Der erste der Flugzeuge kam am Dienstag und der zweite am Donnerstag an, womit der letzte Abschnitt der ersten US-Spende von 3 Millionen Dollar abgeschlossen wurde, die im November 2025 nach dem Durchzug des Hurrikans Melissa über das östliche Kuba angekündigt wurde.
Die Unterstützung wird von Pfarrei-Volontären, Priestern, diósesis Teams und Ordensschwestern an Familien in vulnerablen Situationen in der Provinz Santiago de Cuba verteilt, die vom Zyklon betroffen sind.
El huracán Melissa traf die Erde am 29. Oktober 2025 in der Region Guamá, Santiago de Cuba, als ein Hurrikan der Kategorie 3 und verursachte Verwüstungen in Wohnhäusern, Krankenhäusern und Infrastruktur, wobei etwa 735.000 Menschen im Osten der Insel evakuiert werden mussten.

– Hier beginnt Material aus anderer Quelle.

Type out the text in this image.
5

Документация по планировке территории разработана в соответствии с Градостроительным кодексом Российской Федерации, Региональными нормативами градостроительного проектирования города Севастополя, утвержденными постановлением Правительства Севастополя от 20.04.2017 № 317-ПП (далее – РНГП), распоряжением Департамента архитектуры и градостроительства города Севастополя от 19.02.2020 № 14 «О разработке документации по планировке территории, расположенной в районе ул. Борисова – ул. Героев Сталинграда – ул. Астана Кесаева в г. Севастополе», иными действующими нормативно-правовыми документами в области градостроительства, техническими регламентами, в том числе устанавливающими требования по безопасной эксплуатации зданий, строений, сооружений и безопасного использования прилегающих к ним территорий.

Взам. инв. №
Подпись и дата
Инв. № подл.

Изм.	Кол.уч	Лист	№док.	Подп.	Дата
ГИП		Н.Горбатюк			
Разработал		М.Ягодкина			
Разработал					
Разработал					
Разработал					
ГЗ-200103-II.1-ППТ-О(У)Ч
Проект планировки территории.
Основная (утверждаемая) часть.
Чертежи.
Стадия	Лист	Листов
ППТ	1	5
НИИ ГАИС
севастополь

Washington hat von Anfang an jegliche Hilfe daran gebunden, dass sie ausschließlich durch die römisch-katholische Kirche und Cáritas Cuba verteilt wird, ohne Zwischenvermittlung der kubanischen Regierung, eine Vorgehensweise, die vom Außenminister Marco Rubio unterstützt wird.

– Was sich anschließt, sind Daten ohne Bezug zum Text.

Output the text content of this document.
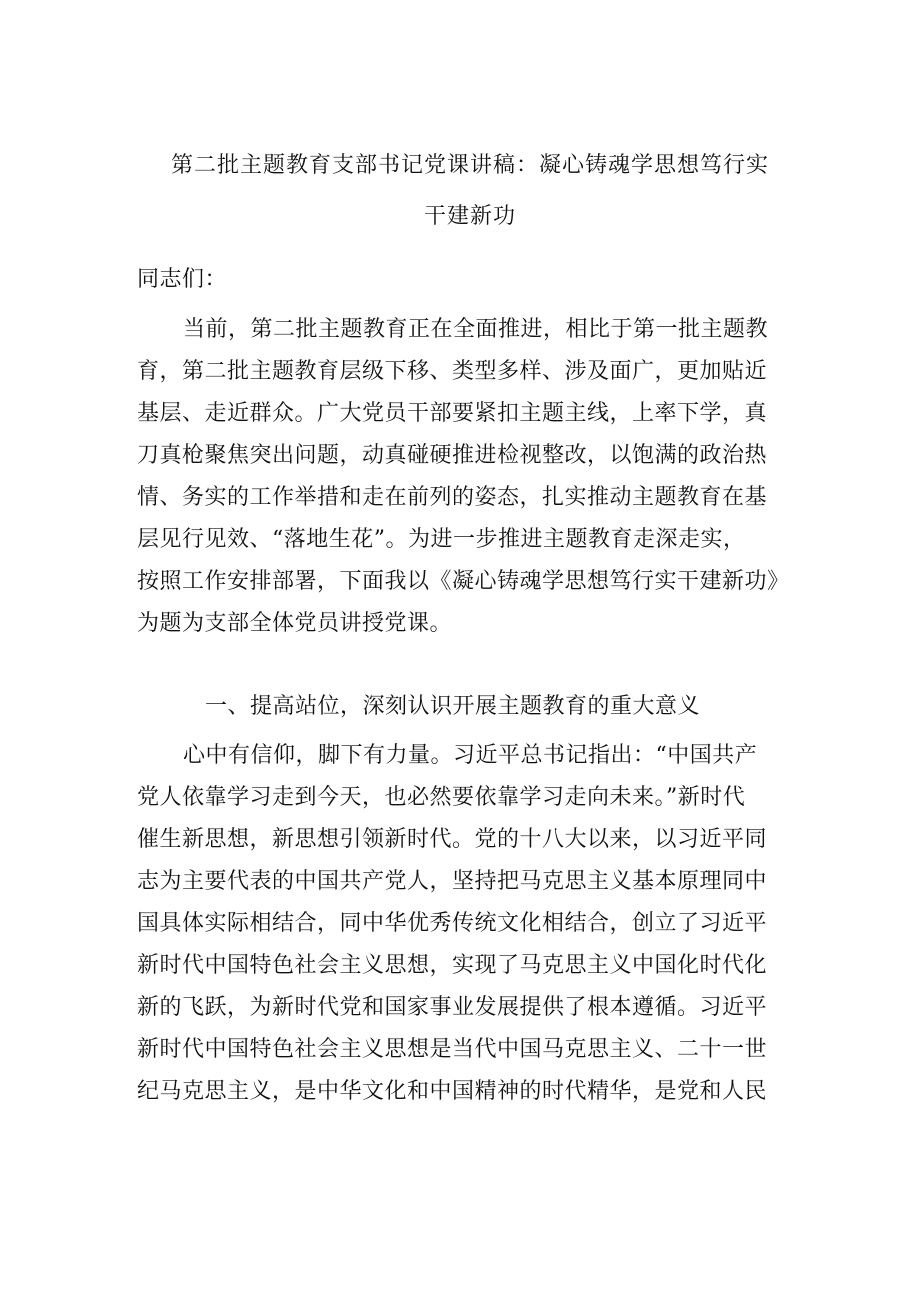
第二批主题教育支部书记党课讲稿：凝心铸魂学思想笃行实
干建新功
同志们：
当前，第二批主题教育正在全面推进，相比于第一批主题教
育，第二批主题教育层级下移、类型多样、涉及面广，更加贴近
基层、走近群众。广大党员干部要紧扣主题主线，上率下学，真
刀真枪聚焦突出问题，动真碰硬推进检视整改，以饱满的政治热
情、务实的工作举措和走在前列的姿态，扎实推动主题教育在基
层见行见效、“落地生花”。为进一步推进主题教育走深走实，
按照工作安排部署，下面我以《凝心铸魂学思想笃行实干建新功》
为题为支部全体党员讲授党课。
一、提高站位，深刻认识开展主题教育的重大意义
心中有信仰，脚下有力量。习近平总书记指出：“中国共产
党人依靠学习走到今天，也必然要依靠学习走向未来。”新时代
催生新思想，新思想引领新时代。党的十八大以来，以习近平同
志为主要代表的中国共产党人，坚持把马克思主义基本原理同中
国具体实际相结合，同中华优秀传统文化相结合，创立了习近平
新时代中国特色社会主义思想，实现了马克思主义中国化时代化
新的飞跃，为新时代党和国家事业发展提供了根本遵循。习近平
新时代中国特色社会主义思想是当代中国马克思主义、二十一世
纪马克思主义，是中华文化和中国精神的时代精华，是党和人民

Die Verteilung begann am 14. Januar 2026 mit dem ersten Frachter zu dem Flughafen von Holguín, und seitdem ist die Hilfe auch auf dem Seeweg angekommen: Ein Schiff mit sieben Containern legte im Februar in Santiago de Cuba an, und fünf zusätzliche Container trafen im April ein mit mehr als 3.500 Modulen für Lebensmittel, Hygieneartikel und Haushaltsgegenstände.

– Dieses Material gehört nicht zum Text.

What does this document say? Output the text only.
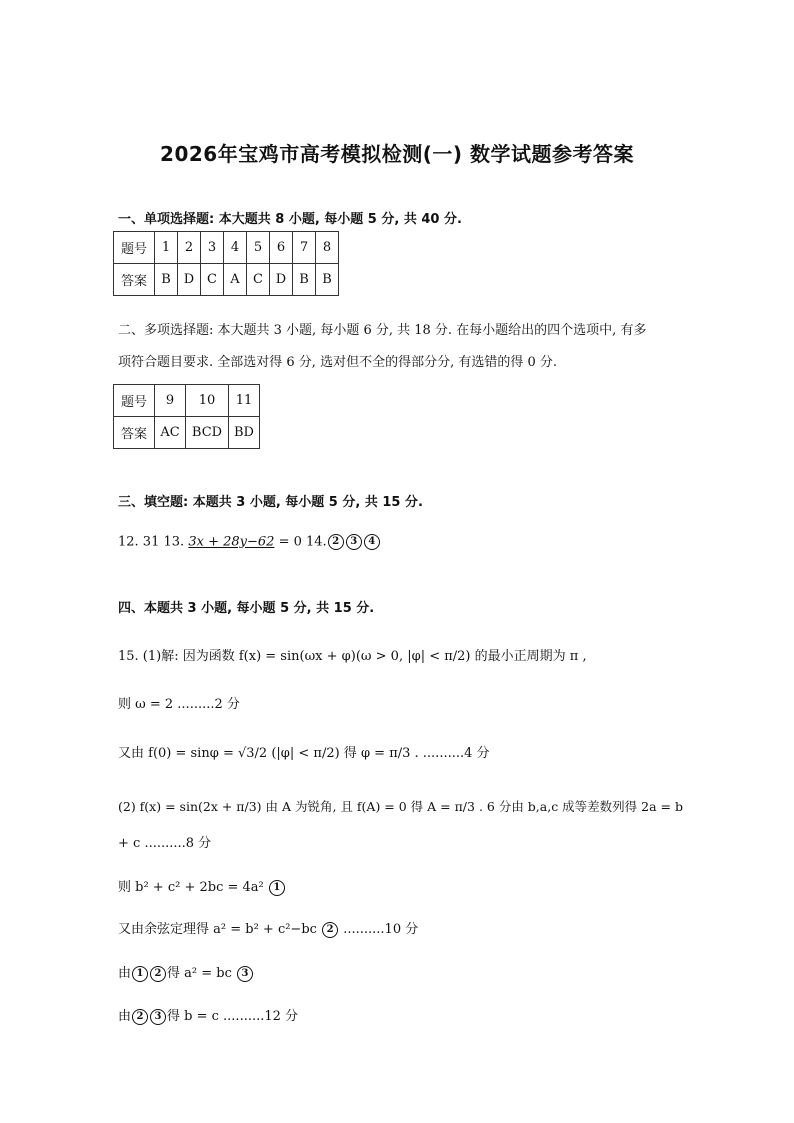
2026年宝鸡市高考模拟检测(一) 数学试题参考答案
一、单项选择题: 本大题共 8 小题, 每小题 5 分, 共 40 分.
题号	1	2	3	4	5	6	7	8
答案	B	D	C	A	C	D	B	B
二、多项选择题: 本大题共 3 小题, 每小题 6 分, 共 18 分. 在每小题给出的四个选项中, 有多
项符合题目要求. 全部选对得 6 分, 选对但不全的得部分分, 有选错的得 0 分.
题号	9	10	11
答案	AC	BCD	BD
三、填空题: 本题共 3 小题, 每小题 5 分, 共 15 分.
12. 31 13. 3x + 28y−62 = 0 14. 2 3 4
四、本题共 3 小题, 每小题 5 分, 共 15 分.
15. (1)解: 因为函数 f(x) = sin(ωx + φ)(ω > 0, |φ| < π/2) 的最小正周期为 π ,
则 ω = 2 .........2 分
又由 f(0) = sinφ = √3/2 (|φ| < π/2) 得 φ = π/3 . ..........4 分
(2) f(x) = sin(2x + π/3) 由 A 为锐角, 且 f(A) = 0 得 A = π/3 . 6 分由 b,a,c 成等差数列得 2a = b
+ c ..........8 分
则 b² + c² + 2bc = 4a² 1
又由余弦定理得 a² = b² + c²−bc 2 ..........10 分
由 1 2 得 a² = bc 3
由 2 3 得 b = c ..........12 分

Am 8. Mai berichtete Cáritas Cuba, dass 82% der ersten Spende umgesetzt wurden, während die restlichen 18% für diesen Monat vorgesehen sind. Damit profitieren 8.800 Familien in Santiago de Cuba, Holguín, Las Tunas, Bayamo und Guantánamo.
Der kubanische Regime hingegen minimierte öffentlich die Unterstützung. Der stellvertretende Außenminister Carlos Fernández de Cossío beschrieb sie als „einzelne Tüten mit Lebensmitteln und Hygieneartikeln“ sowie andere Materialien, die, so seine Worte, „immer dankbar angenommen werden“.
Vereinigte Staaten haben ihr Engagement um 6 Millionen Dollar erhöht, wodurch sich die Gesamtverpflichtung auf 9 Millionen erhöht, während Rubio bis zu 100 Millionen Dollar anbieten konnte, vorausgesetzt, die Verteilung erfolgt über Nichtregierungsorganisationen oder religiöse Einrichtungen, die unabhängig vom kubanischen Staat sind.